Harga Tiket Pesawat Naik, Masyarakat Dihimbau Ikhlas

0
186
Harga Tiket Pesawat Naik, Masyarakat Dihimbau Ikhlas

Kenaikan harga tiket pesawat yang terjadi saat ini dianggap dalam batas wajar oleh Kementerian Perhubungan (Kemenhub). Karena menurutnya sesuai dengan peraturan yang berlaku yaitu Peraturan Menteri Perhubungan (Permenhub) nomor 14/2016.

Menteri Perhubungan Budi Karya Sumadi pun meminta masyarakat tidak terlalu berlebihan dalam merespon hal tersebut. Bahkan Budi meminta masyarakat dapat berbesar hati untuk menerima kebijakan maskapai.

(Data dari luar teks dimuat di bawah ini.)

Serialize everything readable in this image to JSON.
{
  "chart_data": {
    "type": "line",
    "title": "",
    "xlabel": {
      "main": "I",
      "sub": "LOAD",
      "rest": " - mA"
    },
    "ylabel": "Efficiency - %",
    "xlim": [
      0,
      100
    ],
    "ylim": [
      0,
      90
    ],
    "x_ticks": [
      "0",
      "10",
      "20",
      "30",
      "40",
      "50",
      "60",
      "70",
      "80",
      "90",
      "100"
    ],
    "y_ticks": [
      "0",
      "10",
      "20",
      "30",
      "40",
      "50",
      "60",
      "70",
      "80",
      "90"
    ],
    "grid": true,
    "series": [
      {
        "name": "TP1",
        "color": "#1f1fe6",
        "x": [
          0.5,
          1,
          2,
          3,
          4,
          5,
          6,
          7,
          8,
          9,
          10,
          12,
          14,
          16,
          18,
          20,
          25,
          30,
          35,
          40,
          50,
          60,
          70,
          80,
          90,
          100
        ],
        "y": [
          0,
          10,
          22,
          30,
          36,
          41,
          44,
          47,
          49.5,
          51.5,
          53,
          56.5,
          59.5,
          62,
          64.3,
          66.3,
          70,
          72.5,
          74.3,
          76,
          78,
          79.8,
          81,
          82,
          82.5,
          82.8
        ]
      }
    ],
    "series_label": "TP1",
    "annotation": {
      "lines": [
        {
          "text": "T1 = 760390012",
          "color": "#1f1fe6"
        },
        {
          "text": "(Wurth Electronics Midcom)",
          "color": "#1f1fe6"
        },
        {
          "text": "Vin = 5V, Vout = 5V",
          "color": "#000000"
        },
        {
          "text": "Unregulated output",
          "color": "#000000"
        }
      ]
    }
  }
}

“Jadi saya imbau masyarakat siapapun juga untuk memberikan toleransi. Tetapi airline juga menaikkan jangan terlalu tinggi. Jadi ada suatu harga tertentu dimana airline bisa menutup ongkos, tetapi warga tidak merasakan suatu kenaikan yang berlebih,” kata Budi Karya di JIExpo Kemayoran, Jakarta, Sabtu (12/1).

Sementara itu, kini terjadi kehebohan, akibat harga tiket pesawat domestik mahal, warga Aceh berbondong-bondong membuat paspor. Warga Aceh keluhkan harga tiket pesawat domestik yang mahal karena tiket perjalanan ke Jakarta via Kuala Lumpur lebih murah.

Menteri Perhubungan, Budi Karya Sumadi
Menteri Perhubungan, Budi Karya Sumadi

Dikarenakan mahalnya harga tiket pesawat domestik, itu menjadikan warga Aceh mencari alternatif lain untuk mengatasi masalah tersebut. Bagi sebagian besar warga Aceh, terutama yang menggunakan uang pribadi lebih memilih ke Jakarta melalui Kuala Lumpur karena lebih murah.

Adapun harga tiket domestik Banda Aceh – Jakarta mencapai Rp3 Juta. Sedangkan harga tiket Banda Aceh – Jakarta via Kuala Lumpur tidak sampai Rp1 Juta.

Adalah Safaruddin SH, Direktur Yayasan Advokasi Rakyat Aceh (YARA), salah satu warga yang ikut membuat paspor baru bagi anak-anaknya.

“Saya harus bikin paspor untuk empat orang, 3 anak dan seorang keluarga lain, padahal saya ingin pergi ke Malang yang masih dalam wilayah Indonesia,” ujar Safaruddin Jumat (11/1/2019).

Safaruddin mengatakan, mahalnya harga tiket penerbangan domestik membuat dirinya harus memilih jalur penerbangan internasional untuk mencapai Malang, Jawa Timur.

Diakui Safaruddin, jika mengambil perjalanan domestik menggunakan maskapai Garuda Indonesia dengan rute Banda Aceh – Jakarta – Malang, dirinya harus merogoh uang sebesar Rp4 juta lebih pe rorang.

Jadi untuk memberangkatkan keluarganya, Safaruddin harus mengeluarkan uang sebesar Rp24 juta. Sementara, jika dirinya menggunakan jalur Banda Aceh – Kuala Lumpur – Surabaya dengan maskapai Air Asia, dia hanya perlu merogoh Rp950.000 ribu per orang.

Dengan melihat kenyataan ini, sungguh sangat ironis. Lagi-lagi masyarakat yang terkena imbasnya, hanya untuk pergi ke tempat yang masih wilayah Indonesia harus membayar jauh lebih mahal ketimbang yang ingin pergi ke luar negeri.